The polls are starting to reflect the effectiveness of Bush's ads, which depict Kerry explaining his ultra-liberal record to the voters. This Democrat, who escaped scrutiny by posing as the un-Dean in the primary, is now being revealed as the leftist he is.

Having defeated the three candidates of his party who might have beaten Bush - Wesley Clark, Joe Lieberman and John Edwards - Kerry is finding out that America is a centrist nation.

I have doubted the conventional wisdom that this election would be close. If Bush continues to stay on the offensive and Kerry's responses remain as inept as they've been, the Massachusetts Democrat will go downhill faster than he is now doing on his skiing vacation.

Bush's attacks have focused on the issues of terrorism and taxes. Kerry has not even answered the first charge and has given only a ritualistic denial of the second. Instead of answering Bush's charges in detail, he piously asks, in his ads, if the president has anything more to offer America than negative ads. But Americans don't see the Bush ads as below the belt, but as welcome information about a man they don't know who is running for president.

Indeed, the latest New York Times/CBS survey indicates that 60 percent of the voters feel Kerry is telling them what they want to hear, not what he really believes.
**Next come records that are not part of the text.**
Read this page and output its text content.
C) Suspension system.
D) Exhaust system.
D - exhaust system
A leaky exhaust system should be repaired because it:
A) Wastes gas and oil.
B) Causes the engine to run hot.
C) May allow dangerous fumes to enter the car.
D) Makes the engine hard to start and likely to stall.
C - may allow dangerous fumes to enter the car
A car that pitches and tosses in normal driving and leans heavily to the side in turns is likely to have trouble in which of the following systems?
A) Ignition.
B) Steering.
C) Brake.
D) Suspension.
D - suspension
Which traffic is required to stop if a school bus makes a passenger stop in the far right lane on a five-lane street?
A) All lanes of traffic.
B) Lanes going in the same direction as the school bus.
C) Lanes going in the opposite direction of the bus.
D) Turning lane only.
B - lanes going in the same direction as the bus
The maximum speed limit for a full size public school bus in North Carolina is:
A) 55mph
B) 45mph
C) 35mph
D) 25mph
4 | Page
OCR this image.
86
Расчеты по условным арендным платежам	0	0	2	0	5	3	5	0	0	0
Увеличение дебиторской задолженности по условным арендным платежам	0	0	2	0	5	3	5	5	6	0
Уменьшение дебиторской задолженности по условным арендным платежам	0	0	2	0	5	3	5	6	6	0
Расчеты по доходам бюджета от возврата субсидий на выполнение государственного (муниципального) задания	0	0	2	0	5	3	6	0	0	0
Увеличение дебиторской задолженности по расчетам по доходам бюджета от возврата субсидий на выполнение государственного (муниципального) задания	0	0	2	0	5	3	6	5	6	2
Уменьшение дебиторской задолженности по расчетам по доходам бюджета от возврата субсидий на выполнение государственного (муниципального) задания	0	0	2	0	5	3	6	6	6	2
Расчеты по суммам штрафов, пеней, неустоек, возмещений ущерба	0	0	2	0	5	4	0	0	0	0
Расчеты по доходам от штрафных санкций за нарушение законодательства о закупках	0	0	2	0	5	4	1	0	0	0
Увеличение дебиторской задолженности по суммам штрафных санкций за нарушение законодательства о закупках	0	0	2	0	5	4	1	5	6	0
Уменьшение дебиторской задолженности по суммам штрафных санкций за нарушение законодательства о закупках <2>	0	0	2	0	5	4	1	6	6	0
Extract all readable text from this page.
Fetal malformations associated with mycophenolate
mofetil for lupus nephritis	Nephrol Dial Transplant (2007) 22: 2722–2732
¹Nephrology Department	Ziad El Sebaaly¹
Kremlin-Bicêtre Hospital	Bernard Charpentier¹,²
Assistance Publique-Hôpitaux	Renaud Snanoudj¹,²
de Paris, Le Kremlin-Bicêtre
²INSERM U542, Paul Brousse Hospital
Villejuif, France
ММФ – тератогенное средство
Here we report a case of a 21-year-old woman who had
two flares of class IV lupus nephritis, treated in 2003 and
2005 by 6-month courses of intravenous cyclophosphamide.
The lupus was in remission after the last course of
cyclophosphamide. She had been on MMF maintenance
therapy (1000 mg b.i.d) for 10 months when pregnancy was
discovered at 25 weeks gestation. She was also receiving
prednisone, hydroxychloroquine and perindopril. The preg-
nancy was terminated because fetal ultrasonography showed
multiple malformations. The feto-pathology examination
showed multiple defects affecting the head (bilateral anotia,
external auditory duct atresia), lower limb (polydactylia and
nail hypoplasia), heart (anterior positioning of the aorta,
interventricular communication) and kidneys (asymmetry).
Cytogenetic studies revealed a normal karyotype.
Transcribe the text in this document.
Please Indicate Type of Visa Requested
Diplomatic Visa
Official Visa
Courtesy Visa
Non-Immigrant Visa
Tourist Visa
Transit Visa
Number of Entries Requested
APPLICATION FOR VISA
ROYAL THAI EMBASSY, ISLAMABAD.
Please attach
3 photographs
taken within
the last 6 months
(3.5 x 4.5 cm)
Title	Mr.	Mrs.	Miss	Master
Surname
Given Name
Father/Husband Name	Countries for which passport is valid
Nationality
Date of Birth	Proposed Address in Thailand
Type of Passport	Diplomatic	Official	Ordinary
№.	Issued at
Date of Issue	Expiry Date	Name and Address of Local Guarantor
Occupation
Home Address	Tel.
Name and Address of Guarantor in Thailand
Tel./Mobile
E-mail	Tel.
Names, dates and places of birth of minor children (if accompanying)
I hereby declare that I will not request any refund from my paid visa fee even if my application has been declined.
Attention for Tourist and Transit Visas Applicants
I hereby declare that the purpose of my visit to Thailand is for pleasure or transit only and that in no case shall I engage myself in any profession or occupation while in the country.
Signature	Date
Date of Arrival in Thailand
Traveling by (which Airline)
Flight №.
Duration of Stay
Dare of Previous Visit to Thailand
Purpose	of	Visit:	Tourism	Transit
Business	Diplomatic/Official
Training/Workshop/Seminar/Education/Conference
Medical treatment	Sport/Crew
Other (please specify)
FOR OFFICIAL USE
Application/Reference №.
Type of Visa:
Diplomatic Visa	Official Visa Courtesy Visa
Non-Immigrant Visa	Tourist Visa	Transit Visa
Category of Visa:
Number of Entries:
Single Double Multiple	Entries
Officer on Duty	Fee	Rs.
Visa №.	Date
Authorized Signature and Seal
Bush is opening a credibility gap which is only widened by Kerry's ridiculous statement that he voted for the $87 billion appropriation for the war effort before he voted against it.

In the next round of attack ads, Bush should focus on Kerry's previous support for a 50 cent increase in the gasoline tax. Remember, it was the gas tax, more than any other issue, that cost the Democrats control of Congress in 1994. With pump prices closing in on $2 a gallon, Americans will not look kindly on someone who proposes to add another half-dollar per gallon.

Kerry's two gaffes - on foreign leaders with whom he allegedly spoke and on his flip-flop on the money for the war - were not unforced errors: They were fumbles caused by the aggressive pressure of the Bush campaign.

This Democrat is not ready to run for president, and the more the Republicans press him, the more he will self-destruct. His campaign advisers are hoping that a few hours extra sleep on his ski trip will restore his political judgment, but they ignore the fact that he never had a lot to begin with.

The fact is that Massachusetts liberal Democrats don't spend a lot of time learning how to appeal to middle America.

Kerry only won the nomination because Dean lost it and Edwards was hobbled by Clark so he could not get the momentum he needed to mount a real challenge. With the front-loaded process, decreed by financial-wizard-but-political-amateur Terry McAuliffe, the party is united but saddled with a nominee who can't handle prime time.

Bush needs to keep up the pressure and watch Kerry's ratings drop. In a few months, we may be wondering why the conventional wisdom ever thought this race would be so close.